All we know for sure is that the Knicks were peering at a 3-1 series deficit if Thomas, in his time against Mourning, didn’t hold him to one field goal, grab three rare and precious Knick offensive rebounds, beat Otis Thorpe with a baseline move, hit Ward at the basket on a cutter and keep Patrick Ewing on the bench for eight minutes of the fourth quarter.
It was a veritable tour de force by a player whose job is to bring force, which is all this 2-2 series is about. “No matter what, I’m not going to back down,” said Thomas after the 91-83 victory. “I know how to use my legs and body and I just play hard.
“I don’t have the [body] cuts Alonzo has but I’m strong. Some people, it doesn’t matter how hard you work, [the hard body] is not going to come. Maybe one day. I might not be eating right.”
Don’t let him fool you. There’s more iron in Kurt Thomas’s diet than he catches on most of his turnaround jumpers, and this remains one hungry guy. “He is going to play extremely hard and defend to the best of his ability,” said Van Gundy. “The variable is how many offensive rebounds he can get.
“He was on the offensive glass today. Even some that he didn’t get he kept alive. I thought his effort was terrific and really needed.”
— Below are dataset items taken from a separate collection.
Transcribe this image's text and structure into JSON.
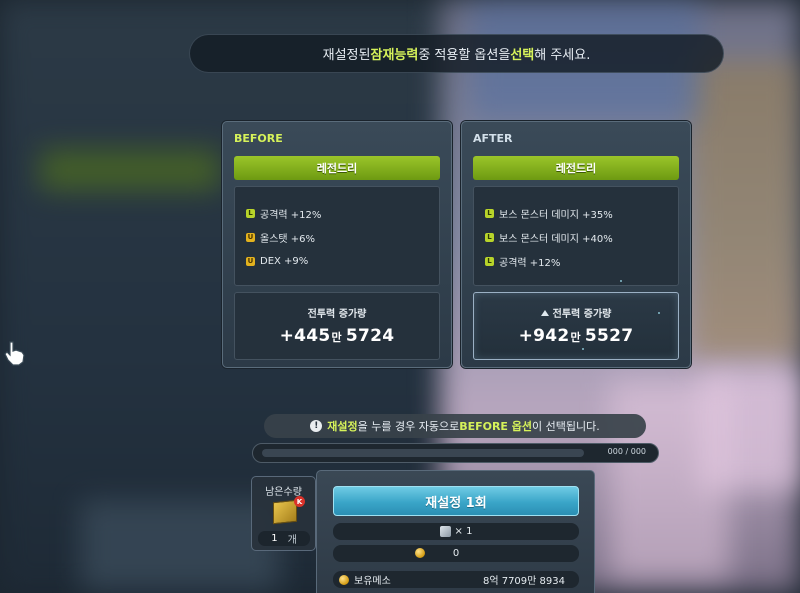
{
  "banner": {
    "part1": "재설정된 ",
    "highlight1": "잠재능력",
    "part2": " 중 적용할 옵션을 ",
    "highlight2": "선택",
    "part3": "해 주세요."
  },
  "before": {
    "title": "BEFORE",
    "grade": "레전드리",
    "options": [
      {
        "tier": "L",
        "text": "공격력 +12%"
      },
      {
        "tier": "U",
        "text": "올스탯 +6%"
      },
      {
        "tier": "U",
        "text": "DEX +9%"
      }
    ],
    "power_label": "전투력 증가량",
    "power_prefix": "+445",
    "power_unit": "만",
    "power_rest": "5724"
  },
  "after": {
    "title": "AFTER",
    "grade": "레전드리",
    "options": [
      {
        "tier": "L",
        "text": "보스 몬스터 데미지 +35%"
      },
      {
        "tier": "L",
        "text": "보스 몬스터 데미지 +40%"
      },
      {
        "tier": "L",
        "text": "공격력 +12%"
      }
    ],
    "power_label": "전투력 증가량",
    "power_prefix": "+942",
    "power_unit": "만",
    "power_rest": "5527"
  },
  "notice": {
    "highlight1": "재설정",
    "part1": "을 누를 경우 자동으로 ",
    "highlight2": "BEFORE 옵션",
    "part2": "이 선택됩니다."
  },
  "progress": {
    "text": "000 / 000",
    "fill_fraction": 0
  },
  "remaining": {
    "label": "남은수량",
    "count": "1",
    "unit": "개"
  },
  "reset": {
    "button_label": "재설정 1회",
    "cube_cost": "× 1",
    "meso_cost": "0",
    "held_meso_label": "보유메소",
    "held_meso_value": "8억 7709만 8934"
  },
  "colors": {
    "highlight": "#d6f25a",
    "grade_legendary": "#8cbb1f",
    "reset_button": "#3aa5c8"
  }
}
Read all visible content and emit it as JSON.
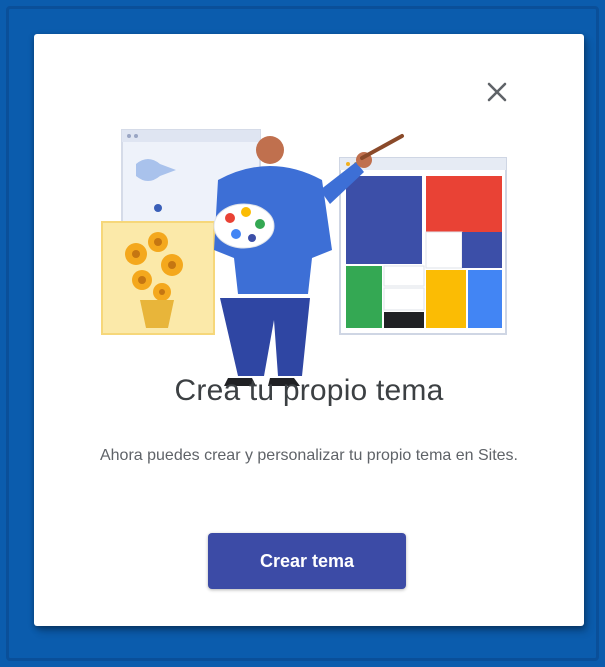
{
  "dialog": {
    "title": "Crea tu propio tema",
    "description": "Ahora puedes crear y personalizar tu propio tema en Sites.",
    "cta_label": "Crear tema",
    "close_icon": "close-icon",
    "illustration_icon": "artist-painting-illustration"
  },
  "colors": {
    "frame": "#0b5cad",
    "button": "#3c4ba6",
    "title_text": "#3c4043",
    "body_text": "#5f6368"
  }
}
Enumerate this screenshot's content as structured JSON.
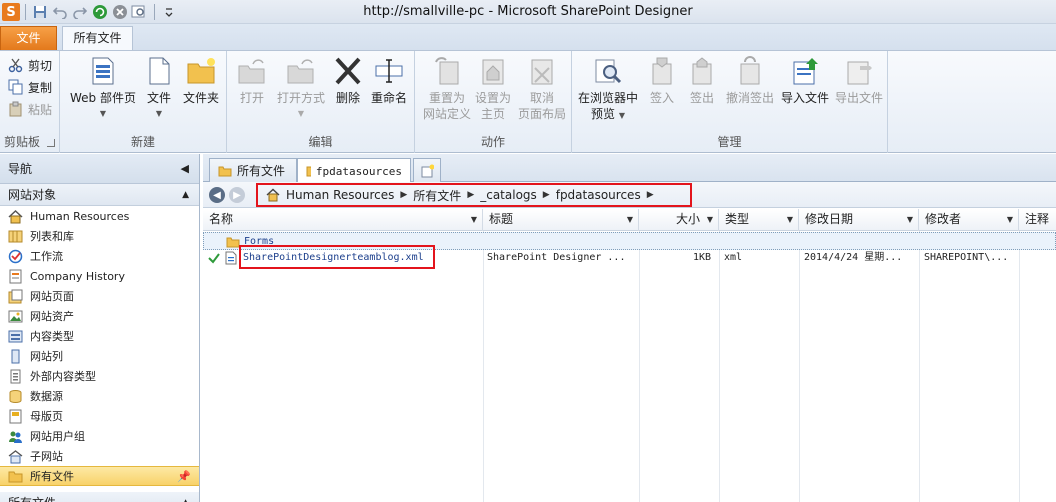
{
  "window": {
    "title": "http://smallville-pc  -  Microsoft SharePoint Designer",
    "logo_letter": "S"
  },
  "ribbon_tabs": {
    "file": "文件",
    "all_files": "所有文件"
  },
  "clipboard": {
    "cut": "剪切",
    "copy": "复制",
    "paste": "粘贴",
    "label": "剪贴板"
  },
  "new_group": {
    "web_part": "Web 部件页",
    "file": "文件",
    "folder": "文件夹",
    "label": "新建"
  },
  "edit_group": {
    "open": "打开",
    "open_with": "打开方式",
    "delete": "删除",
    "rename": "重命名",
    "label": "编辑"
  },
  "actions_group": {
    "reset_def_1": "重置为",
    "reset_def_2": "网站定义",
    "set_home_1": "设置为",
    "set_home_2": "主页",
    "detach_1": "取消",
    "detach_2": "页面布局",
    "label": "动作"
  },
  "manage_group": {
    "preview_1": "在浏览器中",
    "preview_2": "预览",
    "checkin": "签入",
    "checkout": "签出",
    "undo_checkout": "撤消签出",
    "import": "导入文件",
    "export": "导出文件",
    "label": "管理"
  },
  "nav": {
    "title": "导航",
    "section": "网站对象",
    "items": [
      "Human Resources",
      "列表和库",
      "工作流",
      "Company History",
      "网站页面",
      "网站资产",
      "内容类型",
      "网站列",
      "外部内容类型",
      "数据源",
      "母版页",
      "网站用户组",
      "子网站",
      "所有文件"
    ],
    "bottom_section": "所有文件"
  },
  "doc_tabs": [
    "所有文件",
    "fpdatasources"
  ],
  "breadcrumb": [
    "Human Resources",
    "所有文件",
    "_catalogs",
    "fpdatasources"
  ],
  "columns": [
    "名称",
    "标题",
    "大小",
    "类型",
    "修改日期",
    "修改者",
    "注释"
  ],
  "rows": [
    {
      "name": "Forms",
      "title": "",
      "size": "",
      "type": "",
      "modified": "",
      "modified_by": ""
    },
    {
      "name": "SharePointDesignerteamblog.xml",
      "title": "SharePoint Designer ...",
      "size": "1KB",
      "type": "xml",
      "modified": "2014/4/24 星期...",
      "modified_by": "SHAREPOINT\\..."
    }
  ],
  "colors": {
    "file_tab": "#e3791c",
    "highlight": "#e3141c",
    "active_nav": "#f8d26a"
  }
}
Tell that to Pat Riley, who traded Thomas away to Dallas in the Jamal Mashburn deal but had a chance to use his $1.7 million exemption to re-sign Thomas after the lockout. Riley, worried about the ankle problems that cost Thomas almost two full seasons, passed in favor of Clarence Weatherspoon, which must rile the Miami coach during the spare moments when he’s not kicking his own butt for passing up a deal that could have brought him Latrell Sprewell for Dan Majerle and P.J. Brown.
You live and learn in this sporting life. Van Gundy is learning as this series goes along that any minutes he can avoid the Mourning-Ewing matchup are good ones. “[Thomas] has a little more weight on him than Alonzo and can move his feet a little better than Patrick,” said Sprewell.
Ewing had a creditable 12 points and 11 rebounds yesterday, but was toasted by Mourning for 10 field goals. Thomas, on the other hand, had things under control at the point of the game where control was vital. His move and dunk on Thorpe stretched a 71-66 lead to seven. An offensive rebound saved a three-pointer for Allan Houston that boosted the Knick edge to eight.
“If [Mourning] gets deep in the paint, he’s going to be able to shoot that jump hook,” said Thomas. “He’s added that turnaround since I was in Miami.”
One good turnaround yesterday didn’t get the next one down because Thomas wouldn’t allow it. The one basket Mourning managed came when the Heat center lost his dribble and the ball deflected in off Marcus Camby.
That basket was even crazier than the look in Thomas’s eyes when he and Mourning exchanged words late in the game. “I just told him to slide down so I could get my spot,” Thomas smiled at the end of a day when he had given the Knicks a lot more than only fouls, more like everything he had.